Die Vogelseuche hat sich nun endgültig auf das gesamte MotoGP-Paddock ausgebreitet. Ducati war im Vorjahr der Vorreiter in Sachen "geflügelte Revolution" in der MotoGP, Yamaha und Honda schlossen sich als einzige Hersteller dem Trend an - bis zu diesem Wochenende. Denn im zweiten freien Training zum Spanien-GP in Jerez zogen nun auch Suzuki und Aprilia nach und präsentierten Motorräder mit Winglets an der vorderen Verkleidung. Motorsport-Magazin.com skizziert den aktuellen Entwicklungsstand.

Suzuki

Ursprünglich wollte man bei Suzuki erst am Montag nach dem Rennen einen Test einlegen und da die Winglets erst mal in der Praxis ausprobieren.
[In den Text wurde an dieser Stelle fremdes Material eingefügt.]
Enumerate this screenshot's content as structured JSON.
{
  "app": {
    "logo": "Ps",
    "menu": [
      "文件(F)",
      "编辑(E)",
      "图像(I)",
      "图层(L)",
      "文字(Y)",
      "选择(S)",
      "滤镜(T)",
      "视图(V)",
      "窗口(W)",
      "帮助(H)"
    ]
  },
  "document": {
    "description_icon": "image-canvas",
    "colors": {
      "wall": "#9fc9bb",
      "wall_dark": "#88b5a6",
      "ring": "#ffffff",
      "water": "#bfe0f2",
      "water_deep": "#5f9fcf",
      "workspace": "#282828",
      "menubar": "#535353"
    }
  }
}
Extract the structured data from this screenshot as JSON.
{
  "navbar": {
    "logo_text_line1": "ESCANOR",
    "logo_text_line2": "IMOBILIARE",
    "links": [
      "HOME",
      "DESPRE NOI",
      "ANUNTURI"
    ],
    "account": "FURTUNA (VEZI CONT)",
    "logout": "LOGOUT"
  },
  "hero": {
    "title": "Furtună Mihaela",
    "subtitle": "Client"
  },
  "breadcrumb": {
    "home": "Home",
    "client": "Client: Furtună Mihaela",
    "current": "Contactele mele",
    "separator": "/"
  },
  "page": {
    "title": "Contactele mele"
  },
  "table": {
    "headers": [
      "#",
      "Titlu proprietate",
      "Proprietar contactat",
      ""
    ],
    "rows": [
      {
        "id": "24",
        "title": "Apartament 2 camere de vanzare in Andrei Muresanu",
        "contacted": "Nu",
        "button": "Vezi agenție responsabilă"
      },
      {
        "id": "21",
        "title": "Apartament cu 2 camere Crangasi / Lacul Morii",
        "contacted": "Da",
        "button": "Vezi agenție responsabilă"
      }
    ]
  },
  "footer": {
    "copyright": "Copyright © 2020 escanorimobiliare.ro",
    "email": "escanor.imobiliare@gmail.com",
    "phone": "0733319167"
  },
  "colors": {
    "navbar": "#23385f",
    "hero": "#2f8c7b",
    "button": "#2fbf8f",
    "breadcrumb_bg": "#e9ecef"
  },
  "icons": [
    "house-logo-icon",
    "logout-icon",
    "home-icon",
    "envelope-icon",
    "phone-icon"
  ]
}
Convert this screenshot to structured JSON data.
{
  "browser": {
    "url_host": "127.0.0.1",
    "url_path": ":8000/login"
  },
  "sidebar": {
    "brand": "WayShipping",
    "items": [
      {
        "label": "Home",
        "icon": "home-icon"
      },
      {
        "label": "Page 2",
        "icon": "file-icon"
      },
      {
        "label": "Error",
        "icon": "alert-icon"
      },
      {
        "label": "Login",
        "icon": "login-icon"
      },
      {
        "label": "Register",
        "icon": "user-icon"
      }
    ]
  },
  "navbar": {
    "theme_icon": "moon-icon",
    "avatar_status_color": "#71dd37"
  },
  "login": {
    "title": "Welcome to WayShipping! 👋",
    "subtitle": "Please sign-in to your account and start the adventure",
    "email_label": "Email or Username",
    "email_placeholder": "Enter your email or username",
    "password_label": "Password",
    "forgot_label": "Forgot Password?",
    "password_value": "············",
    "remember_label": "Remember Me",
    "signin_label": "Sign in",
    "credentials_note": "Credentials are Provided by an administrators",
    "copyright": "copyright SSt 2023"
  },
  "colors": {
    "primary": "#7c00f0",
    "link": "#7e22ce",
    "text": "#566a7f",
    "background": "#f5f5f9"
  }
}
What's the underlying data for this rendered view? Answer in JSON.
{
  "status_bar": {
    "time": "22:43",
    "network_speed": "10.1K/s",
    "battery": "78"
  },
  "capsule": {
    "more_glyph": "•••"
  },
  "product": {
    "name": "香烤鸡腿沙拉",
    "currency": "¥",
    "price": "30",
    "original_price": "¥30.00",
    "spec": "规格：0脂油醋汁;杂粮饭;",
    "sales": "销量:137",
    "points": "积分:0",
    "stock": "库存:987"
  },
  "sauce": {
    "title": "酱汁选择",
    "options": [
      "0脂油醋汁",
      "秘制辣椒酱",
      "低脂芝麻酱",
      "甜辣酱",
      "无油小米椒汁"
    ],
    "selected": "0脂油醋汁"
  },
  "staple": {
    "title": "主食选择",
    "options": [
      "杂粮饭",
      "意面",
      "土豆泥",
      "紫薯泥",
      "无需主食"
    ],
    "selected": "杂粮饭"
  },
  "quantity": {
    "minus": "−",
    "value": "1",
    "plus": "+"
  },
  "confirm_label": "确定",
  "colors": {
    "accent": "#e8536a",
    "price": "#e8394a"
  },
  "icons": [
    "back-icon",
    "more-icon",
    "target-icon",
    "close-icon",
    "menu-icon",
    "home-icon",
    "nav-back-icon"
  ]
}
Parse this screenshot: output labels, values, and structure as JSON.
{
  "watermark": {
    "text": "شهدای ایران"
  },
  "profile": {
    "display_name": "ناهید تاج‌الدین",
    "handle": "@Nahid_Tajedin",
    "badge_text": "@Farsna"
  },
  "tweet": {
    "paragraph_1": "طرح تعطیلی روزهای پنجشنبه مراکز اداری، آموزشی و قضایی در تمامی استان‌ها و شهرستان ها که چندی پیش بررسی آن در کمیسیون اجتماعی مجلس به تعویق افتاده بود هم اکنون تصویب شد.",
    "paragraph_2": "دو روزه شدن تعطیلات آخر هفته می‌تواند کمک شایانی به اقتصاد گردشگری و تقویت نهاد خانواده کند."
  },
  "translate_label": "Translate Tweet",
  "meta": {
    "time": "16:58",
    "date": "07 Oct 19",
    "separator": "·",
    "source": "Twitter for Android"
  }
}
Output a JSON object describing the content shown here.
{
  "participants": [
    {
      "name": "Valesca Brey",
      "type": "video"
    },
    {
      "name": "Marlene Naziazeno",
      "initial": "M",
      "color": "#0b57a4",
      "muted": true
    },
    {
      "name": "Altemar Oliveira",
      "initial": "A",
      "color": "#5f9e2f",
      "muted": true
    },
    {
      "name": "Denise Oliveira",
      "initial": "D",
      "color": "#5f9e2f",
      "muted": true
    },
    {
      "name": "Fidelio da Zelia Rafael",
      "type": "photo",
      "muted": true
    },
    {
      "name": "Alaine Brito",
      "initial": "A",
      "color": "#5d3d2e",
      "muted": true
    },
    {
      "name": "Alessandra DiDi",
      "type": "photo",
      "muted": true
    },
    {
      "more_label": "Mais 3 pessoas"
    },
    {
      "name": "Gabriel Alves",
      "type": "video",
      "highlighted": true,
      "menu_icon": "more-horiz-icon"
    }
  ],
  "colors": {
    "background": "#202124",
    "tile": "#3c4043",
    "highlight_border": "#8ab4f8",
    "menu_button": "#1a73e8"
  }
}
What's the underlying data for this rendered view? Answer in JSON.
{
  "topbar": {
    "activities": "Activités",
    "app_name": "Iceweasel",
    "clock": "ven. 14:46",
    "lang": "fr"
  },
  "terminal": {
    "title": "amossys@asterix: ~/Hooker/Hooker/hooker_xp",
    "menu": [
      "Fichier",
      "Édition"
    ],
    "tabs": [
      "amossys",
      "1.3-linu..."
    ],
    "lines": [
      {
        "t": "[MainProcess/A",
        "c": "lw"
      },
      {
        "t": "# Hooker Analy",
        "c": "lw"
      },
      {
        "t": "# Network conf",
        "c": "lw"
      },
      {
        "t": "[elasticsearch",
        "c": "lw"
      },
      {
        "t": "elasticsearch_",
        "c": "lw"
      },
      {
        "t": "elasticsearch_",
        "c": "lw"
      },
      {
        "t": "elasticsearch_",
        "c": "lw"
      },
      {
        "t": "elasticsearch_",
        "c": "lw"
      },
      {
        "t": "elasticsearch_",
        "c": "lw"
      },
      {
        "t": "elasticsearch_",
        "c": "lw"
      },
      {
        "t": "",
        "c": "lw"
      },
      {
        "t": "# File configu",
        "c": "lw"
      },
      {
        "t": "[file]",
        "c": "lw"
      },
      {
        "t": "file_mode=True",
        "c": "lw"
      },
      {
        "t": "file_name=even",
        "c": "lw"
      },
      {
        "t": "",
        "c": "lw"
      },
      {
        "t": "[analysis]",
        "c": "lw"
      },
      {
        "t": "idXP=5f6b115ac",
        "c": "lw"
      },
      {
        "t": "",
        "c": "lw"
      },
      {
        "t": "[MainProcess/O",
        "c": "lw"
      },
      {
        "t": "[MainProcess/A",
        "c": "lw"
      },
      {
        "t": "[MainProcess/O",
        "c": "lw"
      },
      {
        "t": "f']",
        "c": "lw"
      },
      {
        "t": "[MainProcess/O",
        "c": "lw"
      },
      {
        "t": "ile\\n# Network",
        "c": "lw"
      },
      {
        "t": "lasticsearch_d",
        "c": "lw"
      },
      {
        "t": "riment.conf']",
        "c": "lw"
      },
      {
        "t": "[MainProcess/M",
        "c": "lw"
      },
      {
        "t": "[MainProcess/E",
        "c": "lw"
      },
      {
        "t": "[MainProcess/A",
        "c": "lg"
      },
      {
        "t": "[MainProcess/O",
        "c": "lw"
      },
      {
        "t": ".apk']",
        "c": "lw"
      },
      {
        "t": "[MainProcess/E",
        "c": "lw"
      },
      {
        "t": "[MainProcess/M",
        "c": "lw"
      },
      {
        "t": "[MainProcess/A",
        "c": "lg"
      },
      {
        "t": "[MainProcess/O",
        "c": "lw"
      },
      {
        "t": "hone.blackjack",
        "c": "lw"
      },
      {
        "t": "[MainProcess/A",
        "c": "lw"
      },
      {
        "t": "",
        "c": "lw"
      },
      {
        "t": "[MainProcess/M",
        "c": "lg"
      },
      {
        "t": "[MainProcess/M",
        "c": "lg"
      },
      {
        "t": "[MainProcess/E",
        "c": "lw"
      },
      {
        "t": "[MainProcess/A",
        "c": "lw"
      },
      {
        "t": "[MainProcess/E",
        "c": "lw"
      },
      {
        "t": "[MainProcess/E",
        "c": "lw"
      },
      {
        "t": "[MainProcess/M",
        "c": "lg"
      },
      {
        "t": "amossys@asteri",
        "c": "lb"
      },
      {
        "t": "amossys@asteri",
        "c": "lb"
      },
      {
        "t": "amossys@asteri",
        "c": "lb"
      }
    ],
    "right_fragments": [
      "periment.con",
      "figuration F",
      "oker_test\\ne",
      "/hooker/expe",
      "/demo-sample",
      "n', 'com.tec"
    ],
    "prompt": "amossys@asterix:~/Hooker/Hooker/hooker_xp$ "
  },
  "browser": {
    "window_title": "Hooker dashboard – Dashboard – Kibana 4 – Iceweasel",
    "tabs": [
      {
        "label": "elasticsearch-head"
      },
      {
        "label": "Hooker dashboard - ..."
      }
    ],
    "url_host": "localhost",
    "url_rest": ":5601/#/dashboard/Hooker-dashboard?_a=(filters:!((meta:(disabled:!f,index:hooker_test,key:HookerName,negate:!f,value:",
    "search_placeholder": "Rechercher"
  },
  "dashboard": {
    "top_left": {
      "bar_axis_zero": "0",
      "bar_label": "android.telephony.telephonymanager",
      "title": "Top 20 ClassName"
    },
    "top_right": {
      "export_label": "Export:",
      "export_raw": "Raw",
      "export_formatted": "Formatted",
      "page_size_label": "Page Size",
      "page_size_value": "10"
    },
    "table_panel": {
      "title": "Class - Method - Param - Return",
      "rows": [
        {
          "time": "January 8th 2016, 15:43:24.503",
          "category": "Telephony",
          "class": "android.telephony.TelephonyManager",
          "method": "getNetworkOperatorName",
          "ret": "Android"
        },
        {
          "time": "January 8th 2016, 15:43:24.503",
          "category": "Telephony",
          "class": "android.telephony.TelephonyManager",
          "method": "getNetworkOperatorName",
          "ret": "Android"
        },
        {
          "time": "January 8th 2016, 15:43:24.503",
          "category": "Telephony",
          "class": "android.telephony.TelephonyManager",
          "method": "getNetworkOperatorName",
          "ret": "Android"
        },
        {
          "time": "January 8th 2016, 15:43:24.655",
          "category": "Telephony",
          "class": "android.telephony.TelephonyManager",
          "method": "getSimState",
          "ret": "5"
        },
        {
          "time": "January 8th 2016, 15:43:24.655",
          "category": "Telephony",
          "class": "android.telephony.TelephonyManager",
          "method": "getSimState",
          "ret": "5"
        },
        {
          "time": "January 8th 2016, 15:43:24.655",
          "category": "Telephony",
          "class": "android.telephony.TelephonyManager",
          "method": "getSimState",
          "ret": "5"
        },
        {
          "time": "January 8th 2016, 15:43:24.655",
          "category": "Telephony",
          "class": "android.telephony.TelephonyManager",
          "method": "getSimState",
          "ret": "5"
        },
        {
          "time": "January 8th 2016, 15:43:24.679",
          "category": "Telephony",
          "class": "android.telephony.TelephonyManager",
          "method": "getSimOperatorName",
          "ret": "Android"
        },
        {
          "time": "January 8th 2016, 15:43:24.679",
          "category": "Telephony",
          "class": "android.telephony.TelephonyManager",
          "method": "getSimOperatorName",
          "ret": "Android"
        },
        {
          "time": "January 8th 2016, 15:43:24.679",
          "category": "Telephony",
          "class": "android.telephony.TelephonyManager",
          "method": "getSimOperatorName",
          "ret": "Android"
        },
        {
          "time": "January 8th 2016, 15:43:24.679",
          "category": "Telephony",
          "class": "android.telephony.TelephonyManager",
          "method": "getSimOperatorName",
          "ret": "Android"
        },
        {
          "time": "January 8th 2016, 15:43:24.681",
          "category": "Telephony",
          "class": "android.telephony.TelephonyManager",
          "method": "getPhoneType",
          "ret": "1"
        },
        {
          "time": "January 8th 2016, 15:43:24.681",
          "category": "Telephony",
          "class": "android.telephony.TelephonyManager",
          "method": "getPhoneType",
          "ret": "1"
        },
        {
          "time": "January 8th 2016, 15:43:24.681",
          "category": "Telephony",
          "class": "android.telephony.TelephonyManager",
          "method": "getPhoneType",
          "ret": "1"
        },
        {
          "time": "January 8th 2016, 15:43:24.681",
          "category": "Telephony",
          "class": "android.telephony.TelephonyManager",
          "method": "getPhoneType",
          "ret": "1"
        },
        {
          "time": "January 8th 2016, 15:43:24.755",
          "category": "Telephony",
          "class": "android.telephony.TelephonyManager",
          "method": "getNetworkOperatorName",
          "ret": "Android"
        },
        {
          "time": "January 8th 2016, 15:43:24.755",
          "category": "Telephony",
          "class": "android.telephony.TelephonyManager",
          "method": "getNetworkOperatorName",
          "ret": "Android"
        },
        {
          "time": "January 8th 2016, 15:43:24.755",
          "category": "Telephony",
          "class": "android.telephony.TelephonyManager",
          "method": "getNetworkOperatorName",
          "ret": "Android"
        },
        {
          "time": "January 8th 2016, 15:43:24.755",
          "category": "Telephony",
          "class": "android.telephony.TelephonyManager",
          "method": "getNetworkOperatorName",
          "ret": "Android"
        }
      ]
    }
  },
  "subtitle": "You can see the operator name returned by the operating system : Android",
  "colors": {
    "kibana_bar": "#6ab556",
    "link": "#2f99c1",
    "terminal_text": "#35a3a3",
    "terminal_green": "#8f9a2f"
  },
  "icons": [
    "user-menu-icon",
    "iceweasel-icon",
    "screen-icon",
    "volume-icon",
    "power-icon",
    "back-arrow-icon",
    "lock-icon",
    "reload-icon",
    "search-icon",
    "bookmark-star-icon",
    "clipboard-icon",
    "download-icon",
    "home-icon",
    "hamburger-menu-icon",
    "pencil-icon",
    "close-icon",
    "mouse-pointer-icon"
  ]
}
Umso überraschender fiel just vor Beginn des zweiten freien Trainings der Blick auf die GSX-RR von Aleix Espargaro aus. Die Suzuki des Spaniers war mit Winglets ausgerüstet - und zwar gleich drei pro Seite! "Ich habe letzte Nacht die Techniker dazu gedrängt sie heute schon drauf zu packen. Denn wenn sie glauben, dass das eine Verbesserung ist, warum sollten wir dann noch ein Rennen darauf warten?", erklärte Espargaro seinen Schachzug.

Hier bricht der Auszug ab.